Joint Talk & Book Launch at the Westridge Library, Mitchell’s Plain, 22 August

Where does history lie?
From Remembering D6 to Writing a History of Mitchell’s Plain.

Ludmila Ommundsen Pessoa and Yazeed Kamaldien will present their complementary latest works and exchange views with the audience in this joint talk at the Westridge Library, Simonsig Avenue, Cape Town, on Tuesday, 22 August at 10:30 am. While Kamaldien will explain his objectives in collecting oral testimonies of displacement from former District Six residents and the issues encountered in dealing with the complexities of truth, Ommundsen Pessoa will explain how the unexpected discovery of the little-known propaganda documentary film ‘Mitchells Plain’ (1980), also featuring residents’ interviews, induced her to ‘counter-compose’ a history of Mitchell’s Plain, thus paving the way for more histories with different and enlarged perspectives. This joint talk will begin with a screening of Kamaldien’s videos and the 1980 documentary film.

Dr. Ludmila Ommundsen Pessoa is a senior lecturer at the University of Le Havre-Normandy (France). From September 2023 she will take up a professorship position at the University of Le Mans (France). Her research now focuses on South Africa’s contemporary literature, history and culture. She is a former director of the Alliance Française in Cape Town and Mitchell’s Plain (2008-2013).

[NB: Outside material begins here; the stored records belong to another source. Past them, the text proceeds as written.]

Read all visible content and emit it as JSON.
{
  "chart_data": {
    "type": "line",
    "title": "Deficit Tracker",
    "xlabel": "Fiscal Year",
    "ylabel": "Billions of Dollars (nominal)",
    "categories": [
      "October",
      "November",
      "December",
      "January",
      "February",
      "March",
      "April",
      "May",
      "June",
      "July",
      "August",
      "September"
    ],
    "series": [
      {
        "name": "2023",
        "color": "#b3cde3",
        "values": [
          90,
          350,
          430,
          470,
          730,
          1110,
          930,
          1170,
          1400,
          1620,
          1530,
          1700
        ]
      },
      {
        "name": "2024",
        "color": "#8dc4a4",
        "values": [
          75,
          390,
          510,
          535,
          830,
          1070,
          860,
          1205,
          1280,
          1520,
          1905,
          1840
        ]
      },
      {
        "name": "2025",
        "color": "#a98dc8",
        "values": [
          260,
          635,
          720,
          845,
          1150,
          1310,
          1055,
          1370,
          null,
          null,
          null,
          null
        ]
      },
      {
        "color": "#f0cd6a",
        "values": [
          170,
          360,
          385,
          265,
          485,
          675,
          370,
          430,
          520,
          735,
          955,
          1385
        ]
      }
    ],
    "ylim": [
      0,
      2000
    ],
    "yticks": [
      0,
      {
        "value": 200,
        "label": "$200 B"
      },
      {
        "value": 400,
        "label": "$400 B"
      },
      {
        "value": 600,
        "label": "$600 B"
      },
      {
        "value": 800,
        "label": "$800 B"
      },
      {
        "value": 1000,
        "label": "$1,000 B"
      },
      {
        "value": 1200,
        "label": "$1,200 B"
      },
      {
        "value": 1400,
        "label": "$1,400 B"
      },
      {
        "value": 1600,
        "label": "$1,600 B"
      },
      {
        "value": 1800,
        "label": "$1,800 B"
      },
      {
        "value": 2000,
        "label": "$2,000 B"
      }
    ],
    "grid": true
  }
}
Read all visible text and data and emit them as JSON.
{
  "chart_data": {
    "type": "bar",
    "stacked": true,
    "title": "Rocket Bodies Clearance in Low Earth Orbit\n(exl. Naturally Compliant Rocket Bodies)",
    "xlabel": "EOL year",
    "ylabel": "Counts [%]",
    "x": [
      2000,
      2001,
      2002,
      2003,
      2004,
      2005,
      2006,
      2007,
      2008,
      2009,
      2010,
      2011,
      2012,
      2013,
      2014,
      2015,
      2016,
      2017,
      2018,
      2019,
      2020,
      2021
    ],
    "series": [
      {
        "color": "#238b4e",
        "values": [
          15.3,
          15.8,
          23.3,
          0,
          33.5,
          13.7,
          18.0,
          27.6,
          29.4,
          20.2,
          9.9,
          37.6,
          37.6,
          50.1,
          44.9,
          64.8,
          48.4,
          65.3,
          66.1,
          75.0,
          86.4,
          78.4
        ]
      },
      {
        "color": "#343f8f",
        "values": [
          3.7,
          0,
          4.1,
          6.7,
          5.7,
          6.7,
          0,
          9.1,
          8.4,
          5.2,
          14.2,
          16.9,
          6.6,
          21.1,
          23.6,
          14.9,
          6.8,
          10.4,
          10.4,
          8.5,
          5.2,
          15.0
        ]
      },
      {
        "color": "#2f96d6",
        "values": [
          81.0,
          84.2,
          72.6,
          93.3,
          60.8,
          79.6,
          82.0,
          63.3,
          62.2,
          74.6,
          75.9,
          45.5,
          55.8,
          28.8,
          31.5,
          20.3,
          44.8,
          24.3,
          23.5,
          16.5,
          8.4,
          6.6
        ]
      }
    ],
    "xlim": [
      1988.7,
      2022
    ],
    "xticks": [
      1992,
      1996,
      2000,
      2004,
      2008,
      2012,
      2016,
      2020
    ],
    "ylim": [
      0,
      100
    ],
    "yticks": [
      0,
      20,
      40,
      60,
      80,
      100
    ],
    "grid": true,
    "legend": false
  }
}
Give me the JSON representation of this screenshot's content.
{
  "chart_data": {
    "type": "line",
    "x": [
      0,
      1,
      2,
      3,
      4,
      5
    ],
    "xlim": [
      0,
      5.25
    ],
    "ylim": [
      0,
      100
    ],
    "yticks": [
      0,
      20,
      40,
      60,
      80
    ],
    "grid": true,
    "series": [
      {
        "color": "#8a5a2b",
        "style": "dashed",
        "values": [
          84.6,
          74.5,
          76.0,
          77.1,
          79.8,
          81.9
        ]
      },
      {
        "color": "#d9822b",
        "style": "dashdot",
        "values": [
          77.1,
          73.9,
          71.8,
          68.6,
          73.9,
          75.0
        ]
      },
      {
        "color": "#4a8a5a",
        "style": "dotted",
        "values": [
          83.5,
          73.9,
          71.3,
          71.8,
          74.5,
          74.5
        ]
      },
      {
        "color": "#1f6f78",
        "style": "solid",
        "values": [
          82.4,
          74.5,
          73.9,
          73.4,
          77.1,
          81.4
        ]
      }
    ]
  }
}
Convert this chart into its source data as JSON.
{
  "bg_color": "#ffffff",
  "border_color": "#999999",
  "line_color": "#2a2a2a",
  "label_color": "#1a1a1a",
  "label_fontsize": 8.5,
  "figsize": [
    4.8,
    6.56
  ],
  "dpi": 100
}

Welcome to Mitchell’s Plain, Filming a ‘Model Township during Apartheid (2023) chronicles the fortunes of Mitchell’s Plain. Its conception as a “model township” for the Coloured —evacuated from their homes by racialised rehousing programmes— and its role as propaganda for the apartheid regime, who heavily publicised it not just within South Africa but also in the international press and commissioned a documentary film for worldwide distribution in 1980. The study draws on official documentary sources and interviews with various social actors whose life experience conveys a very different image of the process.

Yazeed Kamaldien is a journalist and documentary filmmaker who was born in Cape Town, South Africa. He has reported from various countries, including conflict zones such as Yemen, Syria and the Gaza Strip. He was the production manager on Miners Shot Down, which won an international Emmy award in New York in 2015. Yazeed holds a degree in journalism and a master’s degree in international peace-building.

This Was Our Home is a video series of former District Six residents sharing their feelings about their homes, which once stood where the Cape Peninsular University of Technology (CPUT) was built. It aims to provide a platform for the voices of displaced District Six residents with the intention of informing a younger generation about what was lost. It was part of Infecting the City public arts festival and was launched at the St Mark’s Church in District Six in 2017. Watch all the short videos on social media.